Evidently, Jamin Hubner and O. Palmer Robertson share a similar view regarding Israel on some points. Hubner seems to think that consistency demands that if he (Hubner) is a "dupe for the jihadists" and is "supporting Arabs with unsound arguments," then the same must be true of Robertson.
There's a fundamental flaw in Hubner's reasoning. Hubner has some "main points" in mind, and he thinks that Robertson shares his opinion on those main points. Perhaps Robertson does. Yet it wasn't the "main points" with respect to which "dupe for the jihadists" and "supporting Arabs with unsound arguments" were used.
In fact, Hubner himself had complained that his critics were not addressing his main points. So, one might think he would realize that it doesn't resuscitate his use of bad sources and bad arguments to find someone who agrees with the points he was trying to make.
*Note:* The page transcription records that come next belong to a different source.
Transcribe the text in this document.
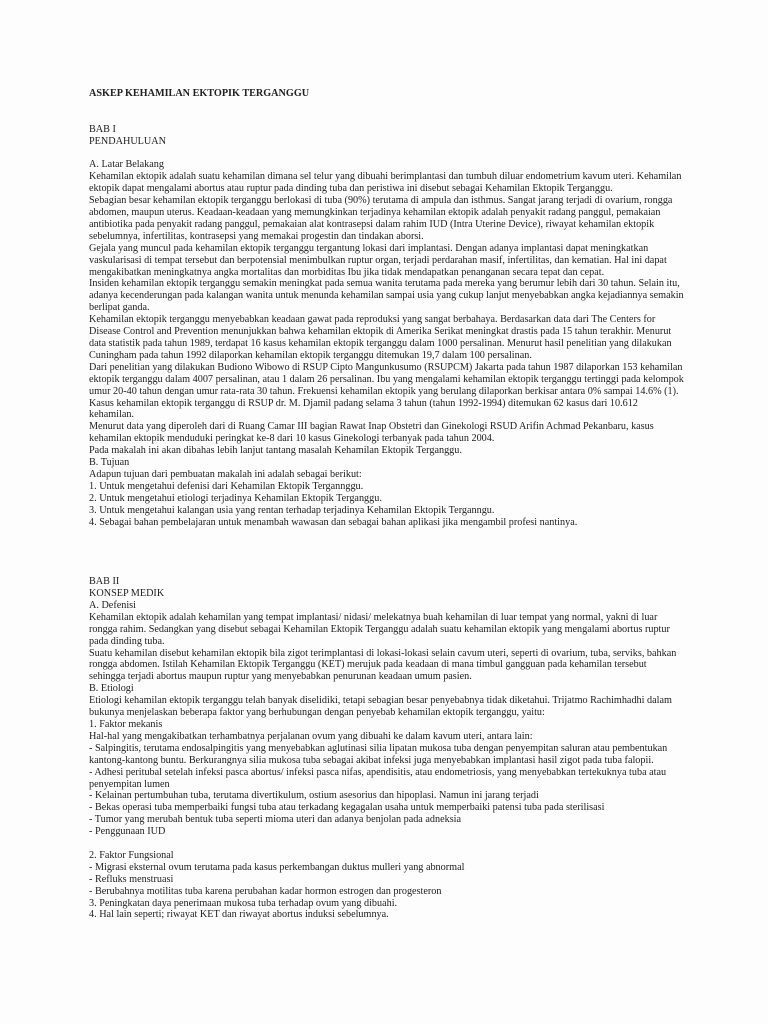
ASKEP KEHAMILAN EKTOPIK TERGANGGU

BAB I

PENDAHULUAN

A. Latar Belakang

Kehamilan ektopik adalah suatu kehamilan dimana sel telur yang dibuahi berimplantasi dan tumbuh diluar endometrium kavum uteri. Kehamilan ektopik dapat mengalami abortus atau ruptur pada dinding tuba dan peristiwa ini disebut sebagai Kehamilan Ektopik Terganggu.

Sebagian besar kehamilan ektopik terganggu berlokasi di tuba (90%) terutama di ampula dan isthmus. Sangat jarang terjadi di ovarium, rongga abdomen, maupun uterus. Keadaan-keadaan yang memungkinkan terjadinya kehamilan ektopik adalah penyakit radang panggul, pemakaian antibiotika pada penyakit radang panggul, pemakaian alat kontrasepsi dalam rahim IUD (Intra Uterine Device), riwayat kehamilan ektopik sebelumnya, infertilitas, kontrasepsi yang memakai progestin dan tindakan aborsi.

Gejala yang muncul pada kehamilan ektopik terganggu tergantung lokasi dari implantasi. Dengan adanya implantasi dapat meningkatkan vaskularisasi di tempat tersebut dan berpotensial menimbulkan ruptur organ, terjadi perdarahan masif, infertilitas, dan kematian. Hal ini dapat mengakibatkan meningkatnya angka mortalitas dan morbiditas Ibu jika tidak mendapatkan penanganan secara tepat dan cepat.

Insiden kehamilan ektopik terganggu semakin meningkat pada semua wanita terutama pada mereka yang berumur lebih dari 30 tahun. Selain itu, adanya kecenderungan pada kalangan wanita untuk menunda kehamilan sampai usia yang cukup lanjut menyebabkan angka kejadiannya semakin berlipat ganda.

Kehamilan ektopik terganggu menyebabkan keadaan gawat pada reproduksi yang sangat berbahaya. Berdasarkan data dari The Centers for Disease Control and Prevention menunjukkan bahwa kehamilan ektopik di Amerika Serikat meningkat drastis pada 15 tahun terakhir. Menurut data statistik pada tahun 1989, terdapat 16 kasus kehamilan ektopik terganggu dalam 1000 persalinan. Menurut hasil penelitian yang dilakukan Cuningham pada tahun 1992 dilaporkan kehamilan ektopik terganggu ditemukan 19,7 dalam 100 persalinan.

Dari penelitian yang dilakukan Budiono Wibowo di RSUP Cipto Mangunkusumo (RSUPCM) Jakarta pada tahun 1987 dilaporkan 153 kehamilan ektopik terganggu dalam 4007 persalinan, atau 1 dalam 26 persalinan. Ibu yang mengalami kehamilan ektopik terganggu tertinggi pada kelompok umur 20-40 tahun dengan umur rata-rata 30 tahun. Frekuensi kehamilan ektopik yang berulang dilaporkan berkisar antara 0% sampai 14.6% (1). Kasus kehamilan ektopik terganggu di RSUP dr. M. Djamil padang selama 3 tahun (tahun 1992-1994) ditemukan 62 kasus dari 10.612 kehamilan.

Menurut data yang diperoleh dari di Ruang Camar III bagian Rawat Inap Obstetri dan Ginekologi RSUD Arifin Achmad Pekanbaru, kasus kehamilan ektopik menduduki peringkat ke-8 dari 10 kasus Ginekologi terbanyak pada tahun 2004.

Pada makalah ini akan dibahas lebih lanjut tantang masalah Kehamilan Ektopik Terganggu.

B. Tujuan

Adapun tujuan dari pembuatan makalah ini adalah sebagai berikut:

1. Untuk mengetahui defenisi dari Kehamilan Ektopik Tergannggu.

2. Untuk mengetahui etiologi terjadinya Kehamilan Ektopik Terganggu.

3. Untuk mengetahui kalangan usia yang rentan terhadap terjadinya Kehamilan Ektopik Terganngu.

4. Sebagai bahan pembelajaran untuk menambah wawasan dan sebagai bahan aplikasi jika mengambil profesi nantinya.

BAB II

KONSEP MEDIK

A. Defenisi

Kehamilan ektopik adalah kehamilan yang tempat implantasi/ nidasi/ melekatnya buah kehamilan di luar tempat yang normal, yakni di luar rongga rahim. Sedangkan yang disebut sebagai Kehamilan Ektopik Terganggu adalah suatu kehamilan ektopik yang mengalami abortus ruptur pada dinding tuba.

Suatu kehamilan disebut kehamilan ektopik bila zigot terimplantasi di lokasi-lokasi selain cavum uteri, seperti di ovarium, tuba, serviks, bahkan rongga abdomen. Istilah Kehamilan Ektopik Terganggu (KET) merujuk pada keadaan di mana timbul gangguan pada kehamilan tersebut sehingga terjadi abortus maupun ruptur yang menyebabkan penurunan keadaan umum pasien.

B. Etiologi

Etiologi kehamilan ektopik terganggu telah banyak diselidiki, tetapi sebagian besar penyebabnya tidak diketahui. Trijatmo Rachimhadhi dalam bukunya menjelaskan beberapa faktor yang berhubungan dengan penyebab kehamilan ektopik terganggu, yaitu:

1. Faktor mekanis

Hal-hal yang mengakibatkan terhambatnya perjalanan ovum yang dibuahi ke dalam kavum uteri, antara lain:

- Salpingitis, terutama endosalpingitis yang menyebabkan aglutinasi silia lipatan mukosa tuba dengan penyempitan saluran atau pembentukan kantong-kantong buntu. Berkurangnya silia mukosa tuba sebagai akibat infeksi juga menyebabkan implantasi hasil zigot pada tuba falopii.

- Adhesi peritubal setelah infeksi pasca abortus/ infeksi pasca nifas, apendisitis, atau endometriosis, yang menyebabkan tertekuknya tuba atau penyempitan lumen

- Kelainan pertumbuhan tuba, terutama divertikulum, ostium asesorius dan hipoplasi. Namun ini jarang terjadi

- Bekas operasi tuba memperbaiki fungsi tuba atau terkadang kegagalan usaha untuk memperbaiki patensi tuba pada sterilisasi

- Tumor yang merubah bentuk tuba seperti mioma uteri dan adanya benjolan pada adneksia

- Penggunaan IUD

2. Faktor Fungsional

- Migrasi eksternal ovum terutama pada kasus perkembangan duktus mulleri yang abnormal

- Refluks menstruasi

- Berubahnya motilitas tuba karena perubahan kadar hormon estrogen dan progesteron

3. Peningkatan daya penerimaan mukosa tuba terhadap ovum yang dibuahi.

4. Hal lain seperti; riwayat KET dan riwayat abortus induksi sebelumnya.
Let me try to simplify the point for Hubner: if you argue Man is mortal; Socrates is an ox; therefore Socrates is mortal, you have reasoned fallaciously and from an untrue premise. If you come along and say "Einstein agrees with me that Socrates is mortal," that does not revitalize either your claim that Socrates is an ox, or your fallacious reasoning. Consistency doesn't demand that we criticize Einstein, because Einstein didn't reach his conclusion the same way you did. Capisce?
Analogously, using a source that is a shill for Hamas is still using a bad source and using an invalid argument that supports Arab claims is still supporting Arabs with unsound arguments, whether or not O. Palmer Robertson thinks that “Never can the promise of the land be properly claimed by those who fail to exercise true faith and faithfulness in the Redeemer provided by the Lord of the Covenant.”
So, when Hubner asks, in his article: "…But, for some reason I don’t suspect Robertson and those who endorsed
his book (RC Sproul, Robert Reymond, Richard B. Gaffin) will earn any
terrorist associations, titles of mockery or titles of supporting any
particular race (e.g. Arabs) for saying the same things I’ve said. I
wonder why?" The reasons may be several: they don't actually say the same thing, they don't say it the same way, and they don't have the same emotional reaction to criticism of their arguments and sources.